Causal Neural Circuits in Emotion Regulation
Recent Projects
The left dorsolateral prefrontal cortex causally regulates amygdala
Emotion regulation (ER) is a core affective ability that influences the quality of social interaction and is implicated in a variety of affective disorders. Evidence has shown that the left dorsolateral prefrontal cortex (dlPFC) is a key region involved in ER and an effective target for repetitive transcranial magnetic stimulation (rTMS) treatment in depression. Yet, our understanding of the causal regulatory role of the dlPFC and how rTMS to this region exerts its antidepressant effect is minimal. We performed a series of multimodal experiments in depression. Using concurrent TMS/fMRI, we observed an inhibitory effect of the dlPFC on the amygdala in healthy controls, but this effect was perturbed in depressed patients, indicating an altered dlPFC-amygdala circuit in depression. Our second experiment demonstrated this hypothesis by showing treatment with active but not sham rTMS to the dlPFC drove the dlPFC-amygdala connectivity pattern in patients towards to that seen in healthy controls. The findings together suggest that the rTMS may have improved the regulation of the dlPFC on the amygdala in depression, providing important clinical implications for treatment optimization.
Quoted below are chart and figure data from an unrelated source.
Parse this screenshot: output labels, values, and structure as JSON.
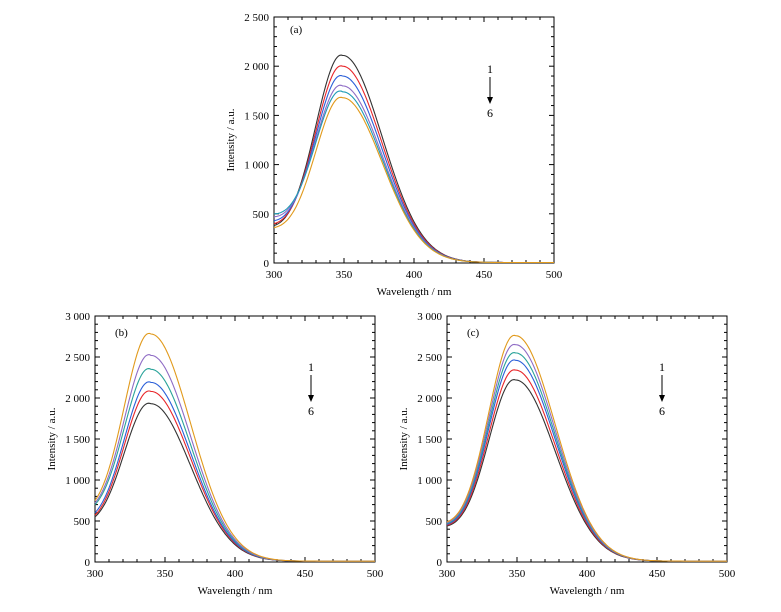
{
  "chart_data": [
    {
      "type": "line",
      "panel_label": "(a)",
      "xlabel": "Wavelength / nm",
      "ylabel": "Intensity / a.u.",
      "xlim": [
        300,
        500
      ],
      "ylim": [
        0,
        2500
      ],
      "x_ticks": [
        300,
        350,
        400,
        450,
        500
      ],
      "x_tick_labels": [
        "300",
        "350",
        "400",
        "450",
        "500"
      ],
      "y_ticks": [
        0,
        500,
        1000,
        1500,
        2000,
        2500
      ],
      "y_tick_labels": [
        "0",
        "500",
        "1 000",
        "1 500",
        "2 000",
        "2 500"
      ],
      "grid": false,
      "legend": "none",
      "arrow_labels": {
        "start": "1",
        "end": "6"
      },
      "series": [
        {
          "color": "#333333",
          "peak_x": 349,
          "peak_y": 2110,
          "start_y": 380,
          "end_y": 5
        },
        {
          "color": "#e8262a",
          "peak_x": 349,
          "peak_y": 2000,
          "start_y": 400,
          "end_y": 5
        },
        {
          "color": "#2b5fd8",
          "peak_x": 349,
          "peak_y": 1900,
          "start_y": 430,
          "end_y": 5
        },
        {
          "color": "#8f6cc5",
          "peak_x": 349,
          "peak_y": 1800,
          "start_y": 470,
          "end_y": 5
        },
        {
          "color": "#1f9bb5",
          "peak_x": 349,
          "peak_y": 1740,
          "start_y": 500,
          "end_y": 5
        },
        {
          "color": "#e19a1c",
          "peak_x": 349,
          "peak_y": 1680,
          "start_y": 360,
          "end_y": 5
        }
      ]
    },
    {
      "type": "line",
      "panel_label": "(b)",
      "xlabel": "Wavelength / nm",
      "ylabel": "Intensity / a.u.",
      "xlim": [
        300,
        500
      ],
      "ylim": [
        0,
        3000
      ],
      "x_ticks": [
        300,
        350,
        400,
        450,
        500
      ],
      "x_tick_labels": [
        "300",
        "350",
        "400",
        "450",
        "500"
      ],
      "y_ticks": [
        0,
        500,
        1000,
        1500,
        2000,
        2500,
        3000
      ],
      "y_tick_labels": [
        "0",
        "500",
        "1 000",
        "1 500",
        "2 000",
        "2 500",
        "3 000"
      ],
      "grid": false,
      "legend": "none",
      "arrow_labels": {
        "start": "1",
        "end": "6"
      },
      "series": [
        {
          "color": "#333333",
          "peak_x": 340,
          "peak_y": 1930,
          "start_y": 550,
          "end_y": 10
        },
        {
          "color": "#e8262a",
          "peak_x": 340,
          "peak_y": 2080,
          "start_y": 570,
          "end_y": 10
        },
        {
          "color": "#2b5fd8",
          "peak_x": 340,
          "peak_y": 2190,
          "start_y": 600,
          "end_y": 10
        },
        {
          "color": "#2aa39a",
          "peak_x": 340,
          "peak_y": 2350,
          "start_y": 700,
          "end_y": 10
        },
        {
          "color": "#8f6cc5",
          "peak_x": 340,
          "peak_y": 2520,
          "start_y": 720,
          "end_y": 10
        },
        {
          "color": "#e19a1c",
          "peak_x": 340,
          "peak_y": 2780,
          "start_y": 750,
          "end_y": 10
        }
      ]
    },
    {
      "type": "line",
      "panel_label": "(c)",
      "xlabel": "Wavelength / nm",
      "ylabel": "Intensity / a.u.",
      "xlim": [
        300,
        500
      ],
      "ylim": [
        0,
        3000
      ],
      "x_ticks": [
        300,
        350,
        400,
        450,
        500
      ],
      "x_tick_labels": [
        "300",
        "350",
        "400",
        "450",
        "500"
      ],
      "y_ticks": [
        0,
        500,
        1000,
        1500,
        2000,
        2500,
        3000
      ],
      "y_tick_labels": [
        "0",
        "500",
        "1 000",
        "1 500",
        "2 000",
        "2 500",
        "3 000"
      ],
      "grid": false,
      "legend": "none",
      "arrow_labels": {
        "start": "1",
        "end": "6"
      },
      "series": [
        {
          "color": "#333333",
          "peak_x": 349,
          "peak_y": 2220,
          "start_y": 440,
          "end_y": 10
        },
        {
          "color": "#e8262a",
          "peak_x": 349,
          "peak_y": 2340,
          "start_y": 450,
          "end_y": 10
        },
        {
          "color": "#2b5fd8",
          "peak_x": 349,
          "peak_y": 2460,
          "start_y": 460,
          "end_y": 10
        },
        {
          "color": "#2aa39a",
          "peak_x": 349,
          "peak_y": 2550,
          "start_y": 470,
          "end_y": 10
        },
        {
          "color": "#8f6cc5",
          "peak_x": 349,
          "peak_y": 2650,
          "start_y": 480,
          "end_y": 10
        },
        {
          "color": "#e19a1c",
          "peak_x": 349,
          "peak_y": 2760,
          "start_y": 490,
          "end_y": 10
        }
      ]
    }
  ]
}
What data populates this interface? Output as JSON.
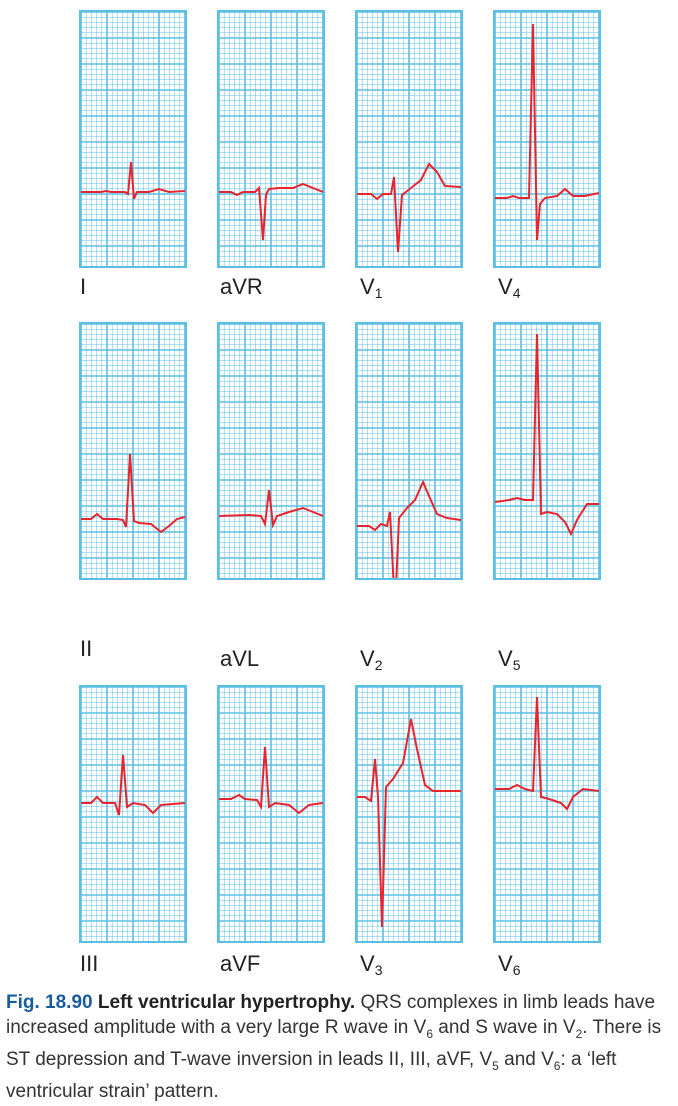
{
  "colors": {
    "grid": "#5bbfe3",
    "trace": "#e8242e",
    "figure_label": "#1a5c9e"
  },
  "leads": [
    {
      "id": "I",
      "label": "I",
      "sub": ""
    },
    {
      "id": "aVR",
      "label": "aVR",
      "sub": ""
    },
    {
      "id": "V1",
      "label": "V",
      "sub": "1"
    },
    {
      "id": "V4",
      "label": "V",
      "sub": "4"
    },
    {
      "id": "II",
      "label": "II",
      "sub": ""
    },
    {
      "id": "aVL",
      "label": "aVL",
      "sub": ""
    },
    {
      "id": "V2",
      "label": "V",
      "sub": "2"
    },
    {
      "id": "V5",
      "label": "V",
      "sub": "5"
    },
    {
      "id": "III",
      "label": "III",
      "sub": ""
    },
    {
      "id": "aVF",
      "label": "aVF",
      "sub": ""
    },
    {
      "id": "V3",
      "label": "V",
      "sub": "3"
    },
    {
      "id": "V6",
      "label": "V",
      "sub": "6"
    }
  ],
  "caption": {
    "figure": "Fig. 18.90",
    "title": "Left ventricular hypertrophy.",
    "t1": "QRS complexes in limb leads have increased amplitude with a very large R wave in V",
    "s1": "6",
    "t2": " and S wave in V",
    "s2": "2",
    "t3": ". There is ST depression and T-wave inversion in leads II, III, aVF, V",
    "s3": "5",
    "t4": " and V",
    "s4": "6",
    "t5": ": a ‘left ventricular strain’ pattern."
  }
}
- Jiang J. #, Eshel N. #, Keller C. #, Wu W. #, …, Etkin A. (2020). Global Connectivity and Local Excitability Changes Underlie Antidepressant Effects of Repetitive Transcranial Magnetic Stimulation. Neuropsychopharmacology, 45 (6): 1018-1025 (#: co-1st author). [Link]
|
|
Emotion regulation maps to a network centered on the left ventrolateral prefrontal cortex
Lesions in multiple different brain locations have been associated with changes in emotion regulation (ER). However, it is unknown whether lesions causing ER impairment map to a connected brain network. We found that damage to these networks was associated with emotion regulation impairment in patients following focal brain injury (n = 167). Next, we used this lesion dataset to derive a de novo brain network for emotion regulation, which was defined by functional connectivity to the left ventrolateral prefrontal cortex (vlPFC). Finally, we used an independent lesion database (n = 629) to test whether damage to this lesion-derived network would increase the risk of neuropsychiatric conditions associated with emotion regulation impairment. We found that lesions causing mania, criminality, and depression intersected this network more than lesions causing other disorders. We conclude that emotion regulation maps to a connected brain network centered on the left vlPFC. Damage to this network impairs emotion regulation and may increase the risk of specific neuropsychiatric disorders.
- Jiang J., Cohen A., Ferguson M., Grafman J., Fox M.: A lesion-derived brain network for emotion regulation. [Preprint].
|
|
Ongoing Projects
Invasive and Noninvasive Causal Evidence of Amygdala Engagement by DLPFC Stimulation
Invasive modulation of amygdala activity has shown promise in treating certain refractory psychiatric cases, but its widespread use among millions of treatment-resistant patients is impractical and entails inherent neurosurgery-related risks. Recent studies indicate that transcranial magnetic stimulation (TMS) of the dorsolateral prefrontal cortex (DLPFC) provides a potential noninvasive alternative. However, given the amygdala's deep location in the medial temporal lobe, there is a critical need for definitive causal evidence to determine whether and how DLPFC stimulation engages the amygdala. This study aims to obtain converging causal evidence of amygdala engagement to DLPFC stimulation using multimodal invasive and noninvasive imaging methods. This comprehensive approach seeks to elucidate the causal relationship between DLPFC stimulation and amygdala engagement, potentially informing noninvasive neuromodulatory therapies for psychiatric disorders.